On Christmas Eve, an old guy in a military uniform has been dropped off at a police station. A butcher’s hook was tied around his neck and the business card of a lawyer named Hamilton Barnes was impaled on the hook. There were two words scrawled on the card: “Arrest me.”
In the opening scene, a cop named Inspector Lamb is trying to interrogate the old guy, whose name is Josef and who speaks a made-up language called Lavinian. (In the play, Lavinia is a real country.) Lamb has also called in Barnes to figure out why his card was on the hook. And, before long, a Lavinian translator named Elena arrives.
Whatever is going on, it’s about ethnic violence. Josef and Elena are from different ethnic groups within Lavinia. When Elena sees Josef’s military uniform, she reacts with horror and fury.

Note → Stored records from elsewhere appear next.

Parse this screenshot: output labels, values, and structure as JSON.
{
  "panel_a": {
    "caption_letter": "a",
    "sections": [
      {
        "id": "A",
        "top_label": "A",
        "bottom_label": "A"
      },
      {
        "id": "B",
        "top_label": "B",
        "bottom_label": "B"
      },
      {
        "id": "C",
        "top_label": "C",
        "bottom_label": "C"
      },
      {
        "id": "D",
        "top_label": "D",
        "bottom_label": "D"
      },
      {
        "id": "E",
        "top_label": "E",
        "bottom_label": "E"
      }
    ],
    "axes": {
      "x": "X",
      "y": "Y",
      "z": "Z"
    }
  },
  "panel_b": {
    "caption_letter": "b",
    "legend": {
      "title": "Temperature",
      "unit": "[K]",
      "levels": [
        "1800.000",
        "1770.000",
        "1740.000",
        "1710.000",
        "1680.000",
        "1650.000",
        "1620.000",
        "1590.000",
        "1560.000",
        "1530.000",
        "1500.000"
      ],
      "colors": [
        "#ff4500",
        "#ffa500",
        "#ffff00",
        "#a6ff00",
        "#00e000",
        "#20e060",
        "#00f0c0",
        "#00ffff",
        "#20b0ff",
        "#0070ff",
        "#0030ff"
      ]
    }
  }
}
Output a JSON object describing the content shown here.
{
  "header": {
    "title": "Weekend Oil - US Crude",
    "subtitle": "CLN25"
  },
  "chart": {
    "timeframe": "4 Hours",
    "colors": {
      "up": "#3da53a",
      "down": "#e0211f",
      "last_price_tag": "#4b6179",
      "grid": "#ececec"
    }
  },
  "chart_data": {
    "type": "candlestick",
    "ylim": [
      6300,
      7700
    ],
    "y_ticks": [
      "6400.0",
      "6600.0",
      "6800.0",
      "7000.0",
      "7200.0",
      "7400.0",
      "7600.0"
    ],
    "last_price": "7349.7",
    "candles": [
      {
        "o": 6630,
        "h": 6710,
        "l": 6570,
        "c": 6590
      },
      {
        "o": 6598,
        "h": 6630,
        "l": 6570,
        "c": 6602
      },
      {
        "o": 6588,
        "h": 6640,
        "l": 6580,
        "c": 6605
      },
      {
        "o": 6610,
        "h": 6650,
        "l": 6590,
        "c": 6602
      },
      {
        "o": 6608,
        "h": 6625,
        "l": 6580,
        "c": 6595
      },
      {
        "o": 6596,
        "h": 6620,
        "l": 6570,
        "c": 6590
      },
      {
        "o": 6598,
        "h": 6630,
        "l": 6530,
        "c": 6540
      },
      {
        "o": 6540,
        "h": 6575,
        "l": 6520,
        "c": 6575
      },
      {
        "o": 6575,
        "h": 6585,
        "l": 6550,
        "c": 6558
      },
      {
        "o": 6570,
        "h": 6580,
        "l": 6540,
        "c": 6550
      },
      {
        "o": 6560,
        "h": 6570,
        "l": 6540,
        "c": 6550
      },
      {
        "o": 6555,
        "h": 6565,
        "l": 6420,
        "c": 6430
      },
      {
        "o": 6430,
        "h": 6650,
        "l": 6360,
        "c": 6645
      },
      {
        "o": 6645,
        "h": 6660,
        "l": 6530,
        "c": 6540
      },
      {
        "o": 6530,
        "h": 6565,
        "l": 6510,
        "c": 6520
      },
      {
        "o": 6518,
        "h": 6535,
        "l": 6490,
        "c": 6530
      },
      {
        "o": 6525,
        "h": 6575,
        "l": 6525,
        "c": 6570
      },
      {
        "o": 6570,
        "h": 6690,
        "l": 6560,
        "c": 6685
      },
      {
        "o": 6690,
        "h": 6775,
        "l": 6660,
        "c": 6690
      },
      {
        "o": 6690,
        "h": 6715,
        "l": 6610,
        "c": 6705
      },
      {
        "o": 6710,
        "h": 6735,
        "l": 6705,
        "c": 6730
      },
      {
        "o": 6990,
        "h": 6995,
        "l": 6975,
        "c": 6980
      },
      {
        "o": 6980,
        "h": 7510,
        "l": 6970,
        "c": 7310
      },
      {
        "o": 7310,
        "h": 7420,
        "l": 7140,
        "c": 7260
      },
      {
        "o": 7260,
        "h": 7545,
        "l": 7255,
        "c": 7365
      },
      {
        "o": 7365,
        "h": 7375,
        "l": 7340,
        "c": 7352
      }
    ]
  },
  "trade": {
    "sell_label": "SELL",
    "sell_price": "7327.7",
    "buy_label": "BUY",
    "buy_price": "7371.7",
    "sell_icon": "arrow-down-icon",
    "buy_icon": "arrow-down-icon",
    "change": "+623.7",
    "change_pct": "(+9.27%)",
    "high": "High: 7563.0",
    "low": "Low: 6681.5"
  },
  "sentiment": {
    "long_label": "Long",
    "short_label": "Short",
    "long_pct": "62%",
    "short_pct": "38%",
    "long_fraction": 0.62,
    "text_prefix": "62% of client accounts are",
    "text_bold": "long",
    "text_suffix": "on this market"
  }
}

When he finds out the she is not of his ethnicity, he spits on her.
Lavinia could be all sorts of places. For me, the most immediate reference point is the former Yugoslavia.
Here’s the thing: Butcher takes very serious subject matter, including extreme physical torture and child rape and, rather than giving that material the thoughtful attention that it deserves Butcher uses the energy of horror to drive a superficial and mechanical plot.
In Butcher, very little is as it seems, which leads to an endless series of revelations: “Oh my gosh! That character isn’t who I thought they were!” This emphasis on stylistic cleverness and shock value— we see on-stage torture and there’s a spooky off-stage voice that could have come straight out of a horror movie—leaves little room for meaningful moral engagement. The play concludes with a statement about the importance of ending the cycle of violence, but that statement is glib. In one of the script’s most substantial utterances, a character talks about the pain of living through a political tragedy that the world has become bored with, but plays like Butcher contribute to moral alienation by turning suffering into a kind of diverting game.
Some of the performances in this Equity co-op production are solid and some aren’t. For me, Lindsey Angell’s Elena is the heart of this show: impressively, she manages to be commanding and vulnerable at the same time. And, speaking Lavinian, Peter Anderson brings contained authenticity to the role of Josef. To me, it often felt like Daryl Shuttleworth (Inspector Lamb) was showing us an attitude rather than a character. Noel Johansen’s Barnes is flat and mostly false.
Under Kevin McKendrick’s direction, the stylistic world of this production is vague: the elements of melodrama, naturalism, comedy, and drama remain unintegrated.
Then again, the play itself is unintegrated. As he has demonstrated in earlier works, including the terrific Iceland, playwright Billon is no dummy. But, with Butcher, he undoes himself. He tries to address serious moral issues in the form of a thriller, but the thriller takes over.
BUTCHER by Nicolas Billon. Directed by Kevin McKendrick. Produced by Prime Cuts Collective. In the Historic Theatre at The Cultch on Wednesday, March 21. Continues until March 31.